I trained a LongT5 model using Huggingface's tooling.
When I use the trained model directly after training the inference works as expected, I get good quality output, as expected from the training metrics. However if I save the model and load it from the disk, the output is gibberish. I can't figure out why.
Code producing good output:
text = dataset['test'][0]['from']
inputs = tokenizer(text, return_tensors="pt").input_ids
inputs = inputs.to('cuda:0')
model.eval()
with torch.no_grad():
model.to('cuda:0')
model.generation_config = generation_config
outputs = model.generate(inputs)
translation = tokenizer.decode(outputs[0], skip_special_tokens=True)
# Prints correct output
print(translation)
How I save the model:
trainer.save_model(os.path.join(model_output_dir, "final"))

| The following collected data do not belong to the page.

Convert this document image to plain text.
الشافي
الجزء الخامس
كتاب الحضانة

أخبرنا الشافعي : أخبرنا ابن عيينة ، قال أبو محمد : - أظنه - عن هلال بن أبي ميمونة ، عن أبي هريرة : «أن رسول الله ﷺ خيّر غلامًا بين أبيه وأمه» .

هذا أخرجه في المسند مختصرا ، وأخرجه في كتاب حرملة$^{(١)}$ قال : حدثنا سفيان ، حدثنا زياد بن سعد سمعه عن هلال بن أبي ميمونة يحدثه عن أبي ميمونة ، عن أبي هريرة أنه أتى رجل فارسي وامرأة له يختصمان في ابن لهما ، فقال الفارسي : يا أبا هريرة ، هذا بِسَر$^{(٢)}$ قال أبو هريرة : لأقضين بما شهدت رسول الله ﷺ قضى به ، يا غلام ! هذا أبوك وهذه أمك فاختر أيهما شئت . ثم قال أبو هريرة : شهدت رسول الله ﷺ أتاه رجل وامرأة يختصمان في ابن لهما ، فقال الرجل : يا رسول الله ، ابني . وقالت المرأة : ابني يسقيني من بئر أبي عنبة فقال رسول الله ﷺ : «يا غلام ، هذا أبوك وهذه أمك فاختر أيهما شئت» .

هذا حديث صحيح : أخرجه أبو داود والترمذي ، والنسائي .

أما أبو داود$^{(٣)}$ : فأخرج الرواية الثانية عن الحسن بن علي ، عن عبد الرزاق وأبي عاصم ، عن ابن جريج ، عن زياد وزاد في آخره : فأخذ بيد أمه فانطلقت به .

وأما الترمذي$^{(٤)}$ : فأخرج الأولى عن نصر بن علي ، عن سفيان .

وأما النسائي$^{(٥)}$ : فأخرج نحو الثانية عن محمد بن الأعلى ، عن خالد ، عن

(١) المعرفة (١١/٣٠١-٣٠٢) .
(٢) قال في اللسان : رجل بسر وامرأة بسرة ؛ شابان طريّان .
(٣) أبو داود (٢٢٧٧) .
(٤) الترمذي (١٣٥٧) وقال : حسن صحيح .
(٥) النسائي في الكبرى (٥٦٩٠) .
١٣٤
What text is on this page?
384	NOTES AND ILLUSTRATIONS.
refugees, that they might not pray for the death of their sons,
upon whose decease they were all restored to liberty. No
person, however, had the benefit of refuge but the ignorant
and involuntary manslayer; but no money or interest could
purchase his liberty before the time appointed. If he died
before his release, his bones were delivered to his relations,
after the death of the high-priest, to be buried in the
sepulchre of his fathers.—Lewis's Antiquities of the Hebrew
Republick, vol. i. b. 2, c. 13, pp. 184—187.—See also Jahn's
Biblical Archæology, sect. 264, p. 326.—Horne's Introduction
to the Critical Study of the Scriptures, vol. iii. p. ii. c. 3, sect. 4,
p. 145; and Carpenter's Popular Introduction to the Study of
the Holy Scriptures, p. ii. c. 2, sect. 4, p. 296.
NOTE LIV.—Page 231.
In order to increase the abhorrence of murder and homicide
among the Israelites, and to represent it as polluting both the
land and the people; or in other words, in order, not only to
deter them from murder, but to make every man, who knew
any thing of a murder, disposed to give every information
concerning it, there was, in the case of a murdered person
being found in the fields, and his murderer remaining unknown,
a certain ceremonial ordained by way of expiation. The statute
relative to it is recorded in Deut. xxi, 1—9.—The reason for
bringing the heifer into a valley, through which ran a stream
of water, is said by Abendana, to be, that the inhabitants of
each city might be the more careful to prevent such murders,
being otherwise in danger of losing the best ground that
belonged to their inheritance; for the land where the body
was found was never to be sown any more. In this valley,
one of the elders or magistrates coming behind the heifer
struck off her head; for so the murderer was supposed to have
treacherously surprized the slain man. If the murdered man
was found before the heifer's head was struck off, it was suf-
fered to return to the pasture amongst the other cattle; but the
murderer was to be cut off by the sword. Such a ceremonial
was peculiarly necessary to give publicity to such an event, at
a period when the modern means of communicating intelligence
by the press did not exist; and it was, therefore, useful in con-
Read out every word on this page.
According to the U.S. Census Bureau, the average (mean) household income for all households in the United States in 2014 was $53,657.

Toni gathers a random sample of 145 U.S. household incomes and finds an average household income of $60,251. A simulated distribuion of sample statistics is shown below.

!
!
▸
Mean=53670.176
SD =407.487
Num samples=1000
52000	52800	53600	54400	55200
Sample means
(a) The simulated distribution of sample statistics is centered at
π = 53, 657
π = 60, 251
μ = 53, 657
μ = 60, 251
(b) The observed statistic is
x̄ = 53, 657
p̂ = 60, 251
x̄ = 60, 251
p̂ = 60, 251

tokenizer.save_pretrained(os.path.join(model_output_dir, "final"))
How I load the model:
model = LongT5ForConditionalGeneration.from_pretrained(os.path.join(model_output_dir, "final"))
model.to('cuda:0')
model.generation_config = generation_config
outputs = model.generate(inputs)
translation = tokenizer.decode(outputs[0], skip_special_tokens=True)
# Prints random garbage, like:
# pamper verre195188 albums188 albums188188 albums188 albums188 albums188 albums; unterschiedlich188 albums188 albums188 albums ...
print(translation)
In both cases, the tokenizer is the instance that already exists in memory during the training, but it doesn't make a difference whether I load it from the disk or not -- same result.
The generation_config
variable looks like this and it's also set in the training arguments:
generation_config = GenerationConfig.from_model_config(model.config)
generation_config._from_model_config = False
generation_config.max_new_tokens = 512
It makes no difference whether it's set in the inference code or not, I still get gibberish.
So, it turns out some strange bug in the current stable version of safetensors. It doesn't save the encoder.embed_tokens.weight
and decoder.embed_tokens.weight
state, so when the model is loaded again, these layers are initialized with random numbers.
There are two workarounds:
!pip install -U git+https://github.com/huggingface/safetensors.git
save_safetensors=False
in the training arguments, so that HF will use pickle to save your model instead of safetensors.